長方形の土地の4つの辺のうち、垂直に交わる2辺が道路に面している。その片方、長い方の辺には高さ80センチほどのコンクリート製の塀が立つ。ただ、端から端まで伸びているわけではなく、端から全体の3分の1程度の長さで途切れている。

このあたりは住宅が立ち並ぶエリア。Googleマップの航空写真モードで上空から見下ろすと、箱詰めされた高級寿司のようにきっちりと家やらアパートやらが密集していることが分かる。その中で一ヵ所、緑の面積が広い場所こそが例の空き地だ。雑草の緑が目立つこの一画は、お寿司のバランみたいに周りとは独立した存在感を放っている。

ところで、空き地は昔から空き地だったのだろうか。

ここら近辺が住宅地であること、土地がそこそこ広いこと、中途半端な長さの塀(壁)があること。この3つの要素から推測するに、この場所にも昔は民家があったではなかろうか。

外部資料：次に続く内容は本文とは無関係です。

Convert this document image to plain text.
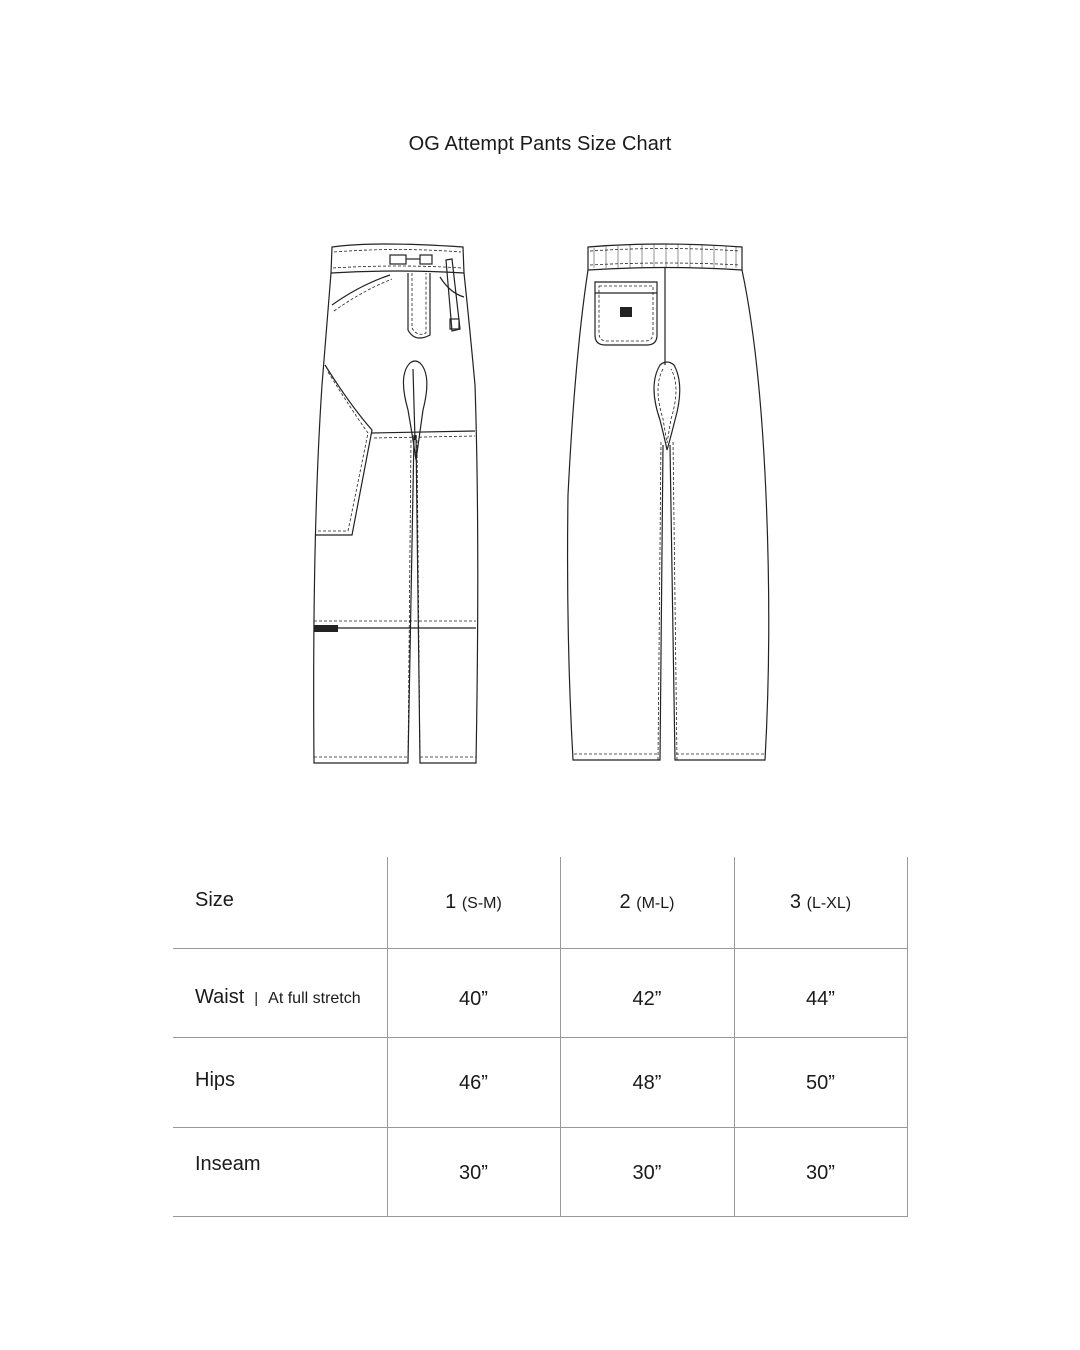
OG Attempt Pants Size Chart
Size	1 (S-M)	2 (M-L)	3 (L-XL)
Waist | At full stretch	40”	42”	44”
Hips	46”	48”	50”
Inseam	30”	30”	30”
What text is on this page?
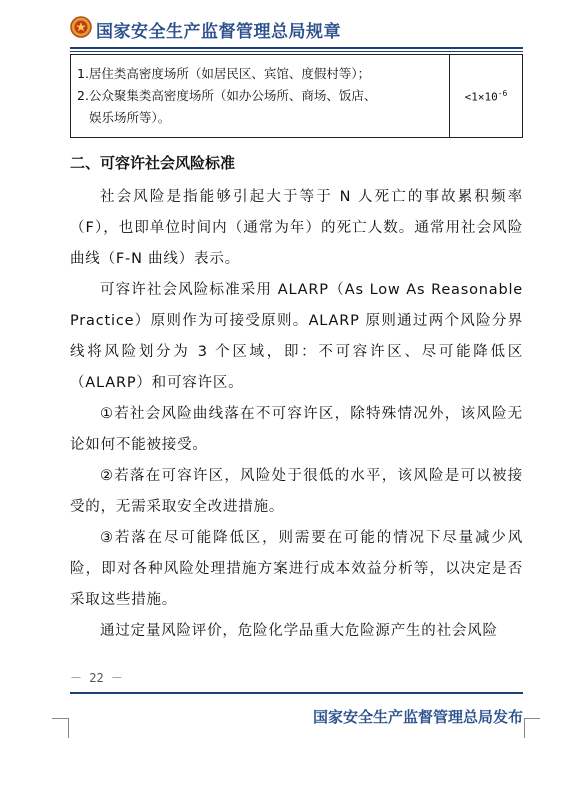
国家安全生产监督管理总局规章
1.居住类高密度场所（如居民区、宾馆、度假村等）；
2.公众聚集类高密度场所（如办公场所、商场、饭店、
娱乐场所等）。
	$<1\times 10^{-6}$
二、可容许社会风险标准

社会风险是指能够引起大于等于 N 人死亡的事故累积频率（F），也即单位时间内（通常为年）的死亡人数。通常用社会风险曲线（F-N 曲线）表示。

可容许社会风险标准采用 ALARP（As Low As Reasonable Practice）原则作为可接受原则。ALARP 原则通过两个风险分界线将风险划分为 3 个区域，即：不可容许区、尽可能降低区（ALARP）和可容许区。

①若社会风险曲线落在不可容许区，除特殊情况外，该风险无论如何不能被接受。

②若落在可容许区，风险处于很低的水平，该风险是可以被接受的，无需采取安全改进措施。

③若落在尽可能降低区，则需要在可能的情况下尽量减少风险，即对各种风险处理措施方案进行成本效益分析等，以决定是否采取这些措施。

通过定量风险评价，危险化学品重大危险源产生的社会风险

－ 22 －
国家安全生产监督管理总局发布
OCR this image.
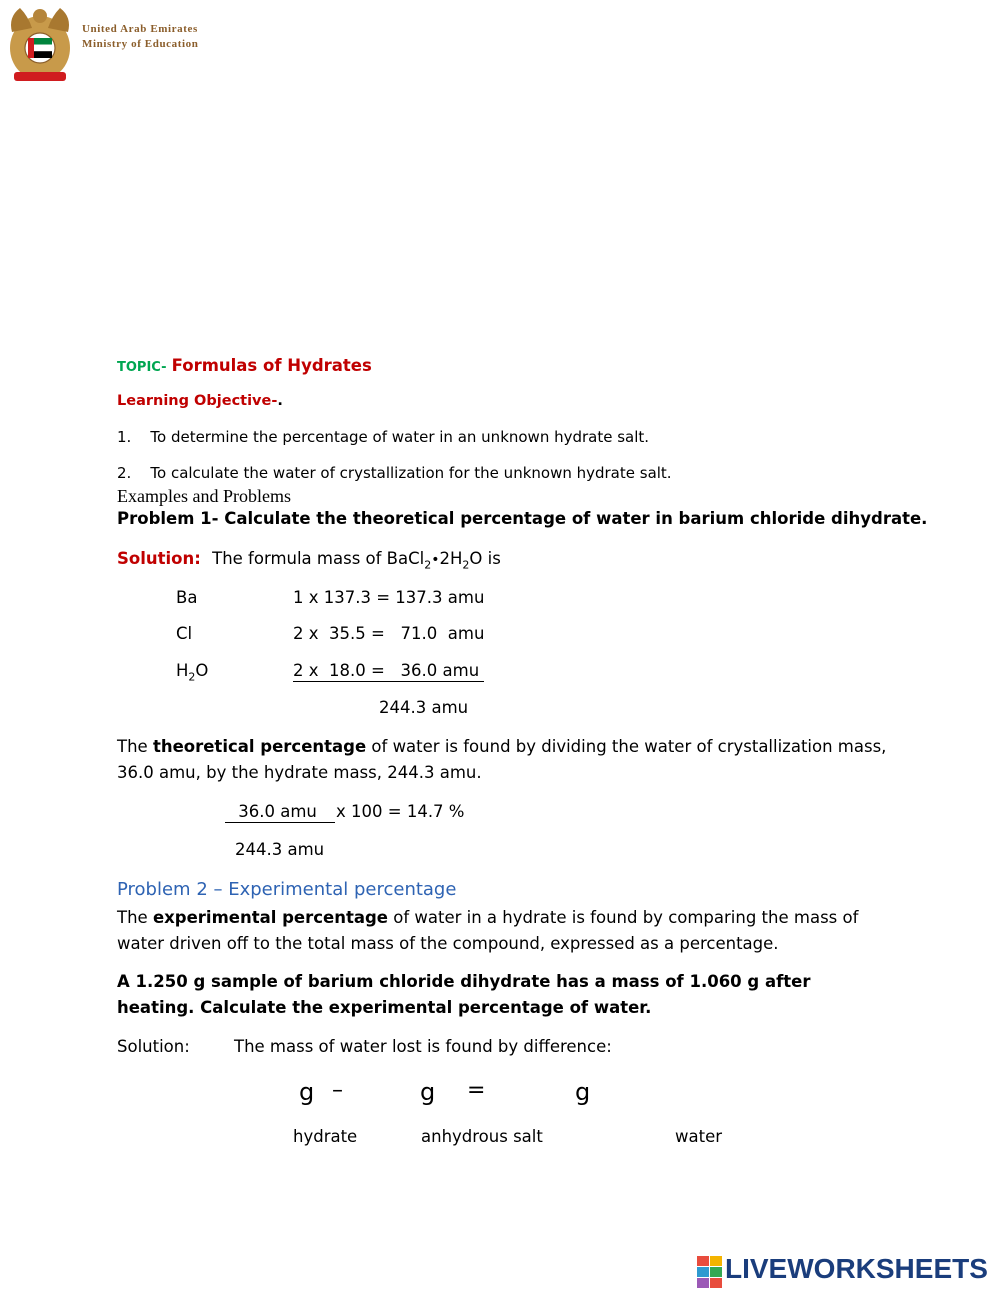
United Arab Emirates
Ministry of Education
TOPIC- Formulas of Hydrates
Learning Objective-.
1.    To determine the percentage of water in an unknown hydrate salt.
2.    To calculate the water of crystallization for the unknown hydrate salt.
Examples and Problems
Problem 1- Calculate the theoretical percentage of water in barium chloride dihydrate.
Solution: The formula mass of $BaCl_2•2H_2O$ is
Ba	1 x 137.3 = 137.3 amu
Cl	2 x  35.5 =   71.0  amu
$H_2O$	2 x  18.0 =   36.0 amu
244.3 amu
The theoretical percentage of water is found by dividing the water of crystallization mass, 36.0 amu, by the hydrate mass, 244.3 amu.
36.0 amu x 100 = 14.7 %
244.3 amu
Problem 2 – Experimental percentage
The experimental percentage of water in a hydrate is found by comparing the mass of water driven off to the total mass of the compound, expressed as a percentage.
A 1.250 g sample of barium chloride dihydrate has a mass of 1.060 g after heating. Calculate the experimental percentage of water.
Solution:	The mass of water lost is found by difference:
g –	g =	g
hydrate	anhydrous salt	water
LIVEWORKSHEETS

広さは160平方メートルは(きっと)あるから、家1つは余裕で建てられる。塀が長方形の辺の全面を覆っていないのは、途切れた塀の横には家の玄関に繋がる小道が敷かれていたからだと考えると、塀の中途半端な長さに説明がつく。

もともとはここには誰かが住む家があって、塀のどこかには表札があって、夜には窓から明かりが漏れて、朝には玄関から住人が出てきて……。大きくなった子どもたちはやがて家を出てしまい、家主夫婦だけが残った。その夫婦もやがて亡くなり、誰も住んでいない家だけが残された。離散している子どもたちは話し合いの末に、我が家の解体を決意。更地にし、土地の所有権も手放したのだった……。

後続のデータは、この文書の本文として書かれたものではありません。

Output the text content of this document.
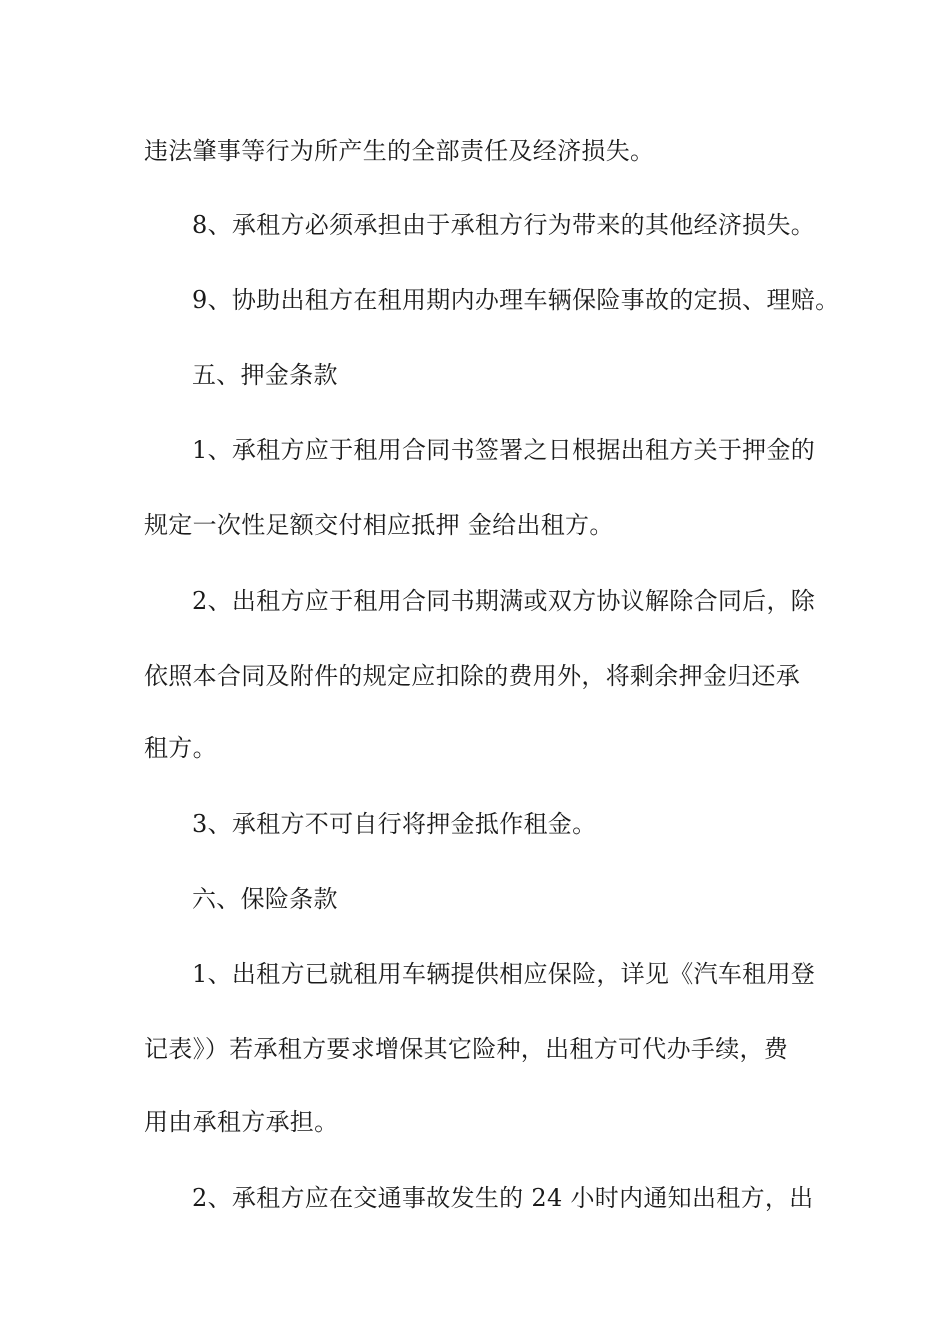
违法肇事等行为所产生的全部责任及经济损失。
8、承租方必须承担由于承租方行为带来的其他经济损失。
9、协助出租方在租用期内办理车辆保险事故的定损、理赔。
五、押金条款
1、承租方应于租用合同书签署之日根据出租方关于押金的
规定一次性足额交付相应抵押 金给出租方。
2、出租方应于租用合同书期满或双方协议解除合同后，除
依照本合同及附件的规定应扣除的费用外，将剩余押金归还承
租方。
3、承租方不可自行将押金抵作租金。
六、保险条款
1、出租方已就租用车辆提供相应保险，详见《汽车租用登
记表》）若承租方要求增保其它险种，出租方可代办手续，费
用由承租方承担。
2、承租方应在交通事故发生的 24 小时内通知出租方，出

実際、家があったかどうかは知る由もない。僕が勝手に構想した筋書き通りのストーリーが展開された可能性は、高いとも低いとも言えない。空き地に「残っている」僅かな手がかりから「今はもう残っていない」ものの存在を考察したに過ぎないからだ。

現実世界に「実体として存在するもの」だけを重視する立場からしたら、目に見えないものの存在や今ここにないものに思考を巡らすのは、時間の無駄だと思うかもしれない。

確かに、私たちはないものばかりに目を向けては生きてはいけない。身の周りには人やものが「実体として存在する」わけで、この世に生を受けた以上、実体と関わらないことは不可能だからだ。

でも、現存するもの以外にも目を向ける行為は大切だと、僕は思う。

その理由の一つは、今はもの「ここにはない」ものが、今「ここにあるもの」に影響を与えているからだ。あるものが現存する理由は、その昔に遡ってみることで見えてきたりする。過去だけではなく、将来誕生する(起こる)かもしれない「今はないもの」を考えることも、今の延長線上に未来があると捉えるならば、意義のあることなのかもしれない。

理由らしい理由はまとめられなかったが、まあ良いことにしよう。実際、自由にあれこれ考えるのは、純粋に面白いし、面白いというだけで「ないものの思考」には価値があると思う。

時空を自由自在に行き来しながら、ある事ない事を考えられる私たちの脳は、ドラえもんの「タイムマシン」に匹敵するほどのパワーを持っていると言えるかもしれない。